« Ça ira (1) Fin de Louis » : Pommerat fait sa Révolution

C’était en 2015, à la première. En sortant du Théâtre des Amandiers, les spectateurs se jetaient des regards effarés. Conscients d’avoir vécu un moment d’exception: d’avoir vu une pièce qui ferait date et dont on parlerait encore dans 20 ans. Du grand théâtre. Du très grand théâtre, capable de jeter sur notre monde un puissant éclairage

 

3 ans et demi après, revoilà « Ça ira (1) Fin de Louis » à Paris grâce à l’audace du directeur du Théâtre de la Porte Saint-Martin qui a décidément un sens aigu de la programmation

Dans l’écrin de ce théâtre à l’italienne, s’installe ce spectacle que 200 représentations données à travers le monde ont fait encore gagner en maturité et en fluidité. Un spectacle qui puise sa matière dans les tumultes de la Révolution Française, de 1787, la convocation des Etats-Généraux, à 1791 juste avant la fuite de Louis XVI à Varennes.

Il a fallu deux ans de travail et de recherches poussées dans les archives pour créer cette fresque : assisté par l’historien Guillaume Mazeau, Pommerat a fait lire à ses comédiens une abondante littérature sur le sujet, correspondances, mémoires etc… jusqu’à ce que chacun soit assez imprégné des idées pour trouver sa place dans l’échiquier qui allait de la Montagne à la Gironde.
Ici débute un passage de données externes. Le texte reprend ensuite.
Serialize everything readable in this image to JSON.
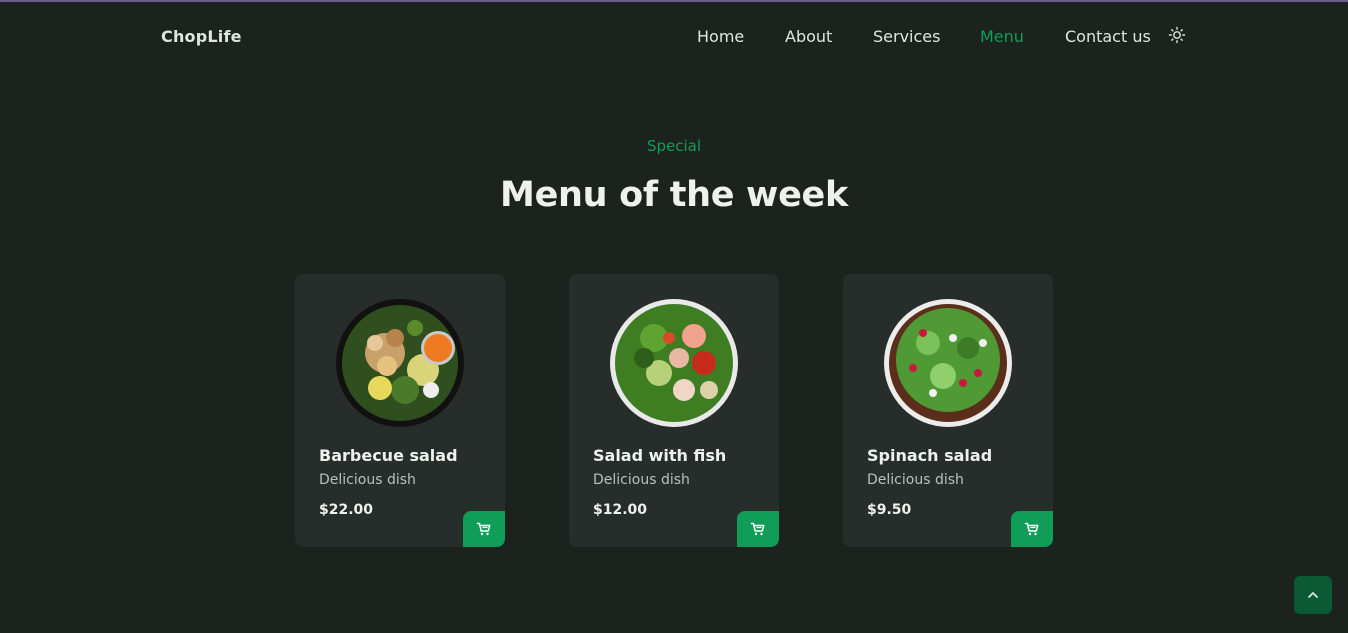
{
  "brand": {
    "logo_text": "ChopLife"
  },
  "nav": {
    "items": [
      {
        "label": "Home"
      },
      {
        "label": "About"
      },
      {
        "label": "Services"
      },
      {
        "label": "Menu",
        "active": true
      },
      {
        "label": "Contact us"
      }
    ],
    "theme_toggle_icon": "sun-icon"
  },
  "section": {
    "subtitle": "Special",
    "title": "Menu of the week"
  },
  "menu": [
    {
      "name": "Barbecue salad",
      "description": "Delicious dish",
      "price": "$22.00",
      "image": "barbecue-salad-bowl"
    },
    {
      "name": "Salad with fish",
      "description": "Delicious dish",
      "price": "$12.00",
      "image": "fish-salad-bowl"
    },
    {
      "name": "Spinach salad",
      "description": "Delicious dish",
      "price": "$9.50",
      "image": "spinach-salad-bowl"
    }
  ],
  "icons": {
    "cart": "cart-icon",
    "scroll_top": "chevron-up-icon"
  },
  "colors": {
    "background": "#1c231f",
    "card": "#262d2a",
    "accent": "#0f9d58",
    "scroll_button": "#0b5a35"
  }
}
Le génie de Pommerat a été d’éviter la reconstitution : il cherchait l’esprit plutôt que la lettre, et n’a pas souhaité que ses acteurs se glissent dans la peau de Danton, ou Robespierre, mais plutôt s’approprient leurs convictions et leurs colères.

Pendant 4h30, la pièce nous fait vivre la Révolution Française au présent

Assis dans la salle, le spectateur est à l’Assemblée, dans l’exaltation, la fièvre des débats. Les acteurs, qui sont sur la scène aussi bien que mêlés au public, s’écharpent et s’invectivent, en viennent aux mains parfois, rivalisent d’éloquence… Dans ce tumulte, on ressent avec une acuité inédite ce que l’Histoire en train de se faire a d’accidentel et d’aléatoire.

En 2015 le spectacle était déjà prodigieux, mais aujourd’hui, à la lumière de la crise des gilets jaunes, il prend une dimension supplémentaire

Comment ne pas être troublé quand on entend le ministre des finances de Louis XVI dire « Depuis quelques années, notre système fiscal est ressenti par une bonne partie de la population comme injuste. » ? L’histoire de ces hommes en colère qui renversent le pouvoir résonne de façon sidérante avec ce que nous vivons. Le grand débat au sujet de plus de justice sociale se joue aussi sur les planches en ce moment.

 

«Ça ira (1) Fin de Louis». Théâtre de la Porte Saint-Martin. 18, bd Saint-Martin (Xe). Jusqu’au 28 juillet.